Cada grado de temperatura de más (en verano) o de menos (en invierno) se traduce en un 7% de ahorro de consumo eléctrico. Porque no se trata de pasar calor en verano ni frío en invierno. Se trata de no pasar frío en verano ni calor en invierno. ¿Cuántas veces hemos sentido frío en verano al entrar en locales (comercios, restaurantes, cines, trenes, taxis) que nos reciben con un chorro de aire helado cuando venimos de una temperatura exterior de 30 o más grados?

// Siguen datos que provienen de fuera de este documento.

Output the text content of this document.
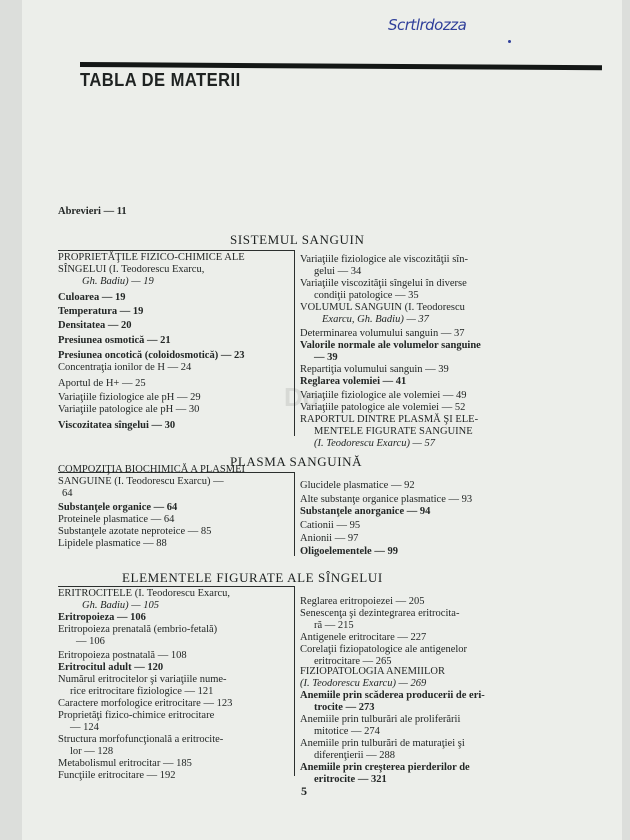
Scrtlrdozza
TABLA DE MATERII
Do
Abrevieri — 11
SISTEMUL SANGUIN
PROPRIETĂŢILE FIZICO-CHIMICE ALE
SÎNGELUI (I. Teodorescu Exarcu,
Gh. Badiu) — 19
Culoarea — 19
Temperatura — 19
Densitatea — 20
Presiunea osmotică — 21
Presiunea oncotică (coloidosmotică) — 23
Concentraţia ionilor de H — 24
Aportul de H+ — 25
Variaţiile fiziologice ale pH — 29
Variaţiile patologice ale pH — 30
Viscozitatea sîngelui — 30
Variaţiile fiziologice ale viscozităţii sîn-
gelui — 34
Variaţiile viscozităţii sîngelui în diverse
condiţii patologice — 35
VOLUMUL SANGUIN (I. Teodorescu
Exarcu, Gh. Badiu) — 37
Determinarea volumului sanguin — 37
Valorile normale ale volumelor sanguine
— 39
Repartiţia volumului sanguin — 39
Reglarea volemiei — 41
Variaţiile fiziologice ale volemiei — 49
Variaţiile patologice ale volemiei — 52
RAPORTUL DINTRE PLASMĂ ŞI ELE-
MENTELE FIGURATE SANGUINE
(I. Teodorescu Exarcu) — 57
PLASMA SANGUINĂ
COMPOZIŢIA BIOCHIMICĂ A PLASMEI
SANGUINE (I. Teodorescu Exarcu) —
64
Substanţele organice — 64
Proteinele plasmatice — 64
Substanţele azotate neproteice — 85
Lipidele plasmatice — 88
Glucidele plasmatice — 92
Alte substanţe organice plasmatice — 93
Substanţele anorganice — 94
Cationii — 95
Anionii — 97
Oligoelementele — 99
ELEMENTELE FIGURATE ALE SÎNGELUI
ERITROCITELE (I. Teodorescu Exarcu,
Gh. Badiu) — 105
Eritropoieza — 106
Eritropoieza prenatală (embrio-fetală)
— 106
Eritropoieza postnatală — 108
Eritrocitul adult — 120
Numărul eritrocitelor şi variaţiile nume-
rice eritrocitare fiziologice — 121
Caractere morfologice eritrocitare — 123
Proprietăţi fizico-chimice eritrocitare
— 124
Structura morfofuncţională a eritrocite-
lor — 128
Metabolismul eritrocitar — 185
Funcţiile eritrocitare — 192
Reglarea eritropoiezei — 205
Senescenţa şi dezintegrarea eritrocita-
ră — 215
Antigenele eritrocitare — 227
Corelaţii fiziopatologice ale antigenelor
eritrocitare — 265
FIZIOPATOLOGIA ANEMIILOR
(I. Teodorescu Exarcu) — 269
Anemiile prin scăderea producerii de eri-
trocite — 273
Anemiile prin tulburări ale proliferării
mitotice — 274
Anemiile prin tulburări de maturaţiei şi
diferenţierii — 288
Anemiile prin creşterea pierderilor de
eritrocite — 321
5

La corbata, según los científicos japoneses, aporta ceteris paribus, una sensación de calor equivalente a dos o tres grados centígrados. Ceteris paribus, término que los economistas utilizamos con frecuencia, significa manteniendo el resto de las variables constantes. Es decir, si pasamos de una indumentaria de camisa, traje y corbata (la convencional conservadora) a otra de camisa y traje, sin corbata, podríamos suavizar el aire acondicionado y elevar la temperatura dos o tres grados sin variar nuestro confort.

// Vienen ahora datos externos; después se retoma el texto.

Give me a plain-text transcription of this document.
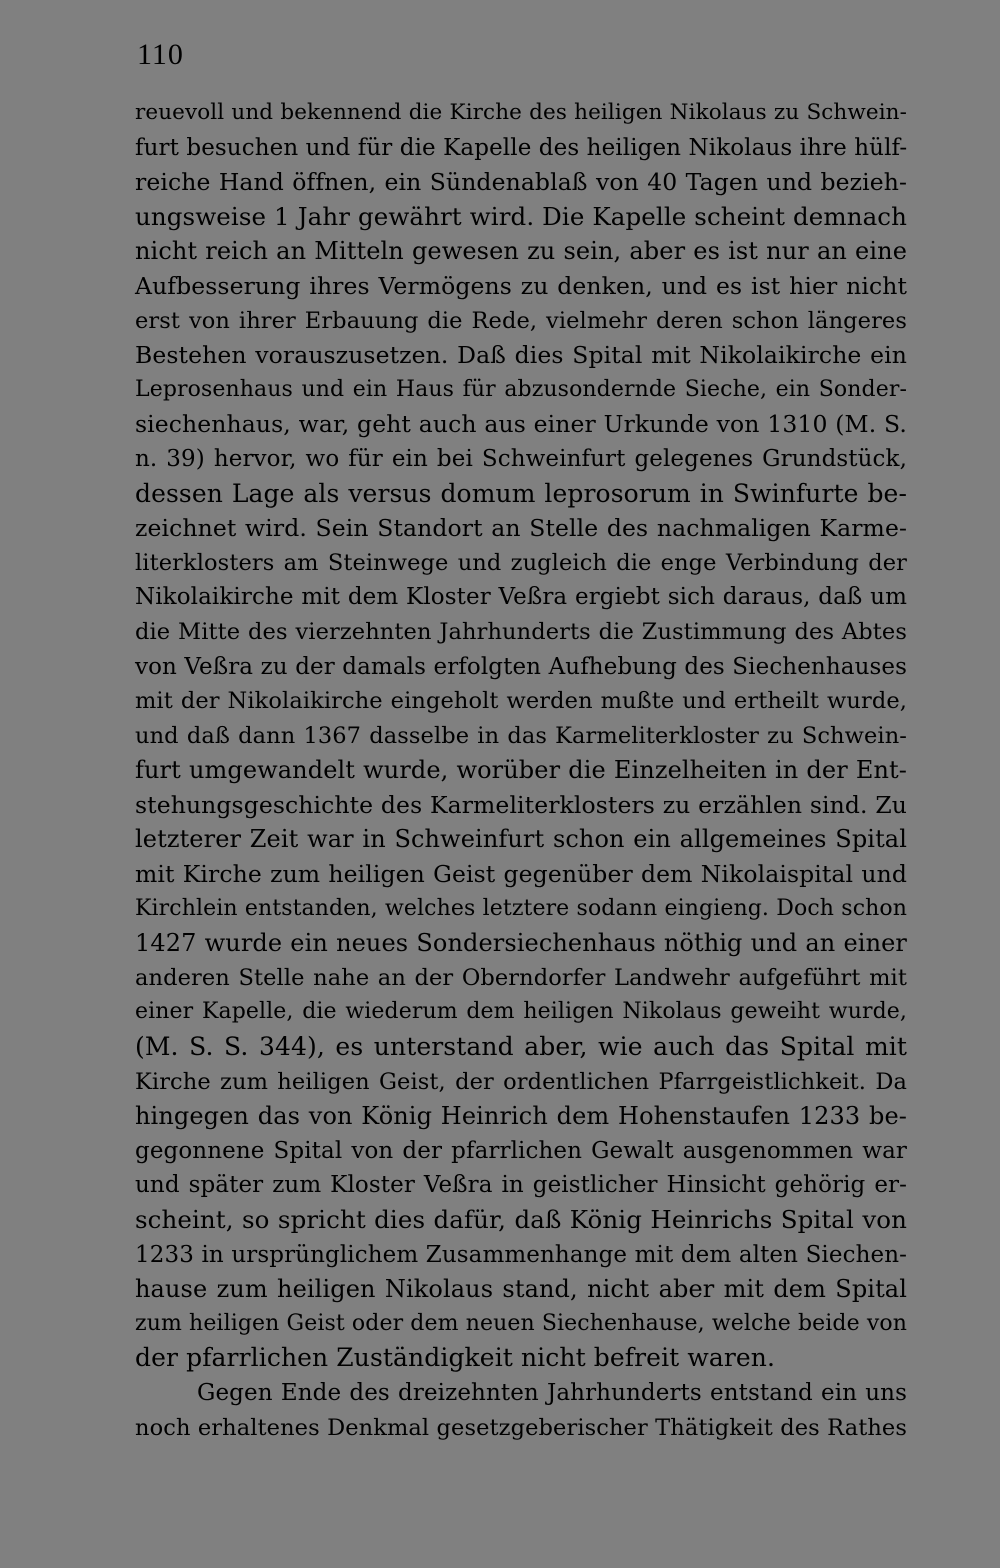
110
reuevoll und bekennend die Kirche des heiligen Nikolaus zu Schwein-
furt besuchen und für die Kapelle des heiligen Nikolaus ihre hülf-
reiche Hand öffnen, ein Sündenablaß von 40 Tagen und bezieh-
ungsweise 1 Jahr gewährt wird. Die Kapelle scheint demnach
nicht reich an Mitteln gewesen zu sein, aber es ist nur an eine
Aufbesserung ihres Vermögens zu denken, und es ist hier nicht
erst von ihrer Erbauung die Rede, vielmehr deren schon längeres
Bestehen vorauszusetzen. Daß dies Spital mit Nikolaikirche ein
Leprosenhaus und ein Haus für abzusondernde Sieche, ein Sonder-
siechenhaus, war, geht auch aus einer Urkunde von 1310 (M. S.
n. 39) hervor, wo für ein bei Schweinfurt gelegenes Grundstück,
dessen Lage als versus domum leprosorum in Swinfurte be-
zeichnet wird. Sein Standort an Stelle des nachmaligen Karme-
literklosters am Steinwege und zugleich die enge Verbindung der
Nikolaikirche mit dem Kloster Veßra ergiebt sich daraus, daß um
die Mitte des vierzehnten Jahrhunderts die Zustimmung des Abtes
von Veßra zu der damals erfolgten Aufhebung des Siechenhauses
mit der Nikolaikirche eingeholt werden mußte und ertheilt wurde,
und daß dann 1367 dasselbe in das Karmeliterkloster zu Schwein-
furt umgewandelt wurde, worüber die Einzelheiten in der Ent-
stehungsgeschichte des Karmeliterklosters zu erzählen sind. Zu
letzterer Zeit war in Schweinfurt schon ein allgemeines Spital
mit Kirche zum heiligen Geist gegenüber dem Nikolaispital und
Kirchlein entstanden, welches letztere sodann eingieng. Doch schon
1427 wurde ein neues Sondersiechenhaus nöthig und an einer
anderen Stelle nahe an der Oberndorfer Landwehr aufgeführt mit
einer Kapelle, die wiederum dem heiligen Nikolaus geweiht wurde,
(M. S. S. 344), es unterstand aber, wie auch das Spital mit
Kirche zum heiligen Geist, der ordentlichen Pfarrgeistlichkeit. Da
hingegen das von König Heinrich dem Hohenstaufen 1233 be-
gegonnene Spital von der pfarrlichen Gewalt ausgenommen war
und später zum Kloster Veßra in geistlicher Hinsicht gehörig er-
scheint, so spricht dies dafür, daß König Heinrichs Spital von
1233 in ursprünglichem Zusammenhange mit dem alten Siechen-
hause zum heiligen Nikolaus stand, nicht aber mit dem Spital
zum heiligen Geist oder dem neuen Siechenhause, welche beide von
der pfarrlichen Zuständigkeit nicht befreit waren.
Gegen Ende des dreizehnten Jahrhunderts entstand ein uns
noch erhaltenes Denkmal gesetzgeberischer Thätigkeit des Rathes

Es absurdo decir que "lo que da calor es la chaqueta". Todo da calor. Ir con pantalón corto, camiseta y chanclas probablemente sería más fresco. Pero eso no es compatible con el código de vestir masculino. Al menos, el actual. ¿Y las mujeres? Muchas se quejan de que pasan frío en las oficinas durante el verano. Por tanto, también mejorarían, aunque fuera indirectamente, de esta medida. Las taquígrafas del Congreso de los Diputados iban abrigadas con un chal para tratar de combatir el frío de los 19 grados que registramos en el banco azul, a escasos metros de ellas, con una temperatura exterior de 30-35 grados. 

Por tanto, la corbata es un símbolo. Pero es algo más que un símbolo. Porque, desde que hicimos esa propuesta, hace más de una década, nos dimos cuenta de que no es Japón, sino España, el país más conservador en la vestimenta.

Muchos la consideran un sinónimo de "elegancia", de "respetabilidad" o incluso de "decoro". ¡De decoro! Que el presidente fuera en un viaje internacional, horas después de su anuncio, con corbata, resultó decepcionante. Porque se trata de romper los moldes en situaciones no tan fáciles como las de la actividad del día a día en Moncloa.

El exprimer ministro griego nunca se la puso en reuniones o viajes internacionales. En el último G-7 nadie la llevaba. Acabar con la corbata como una "prenda de distinción", más allá del ahorro energético, sería una gran contribución al bienestar general. Y una derrota de los más conservadores, que la siguen imponiendo por doquier.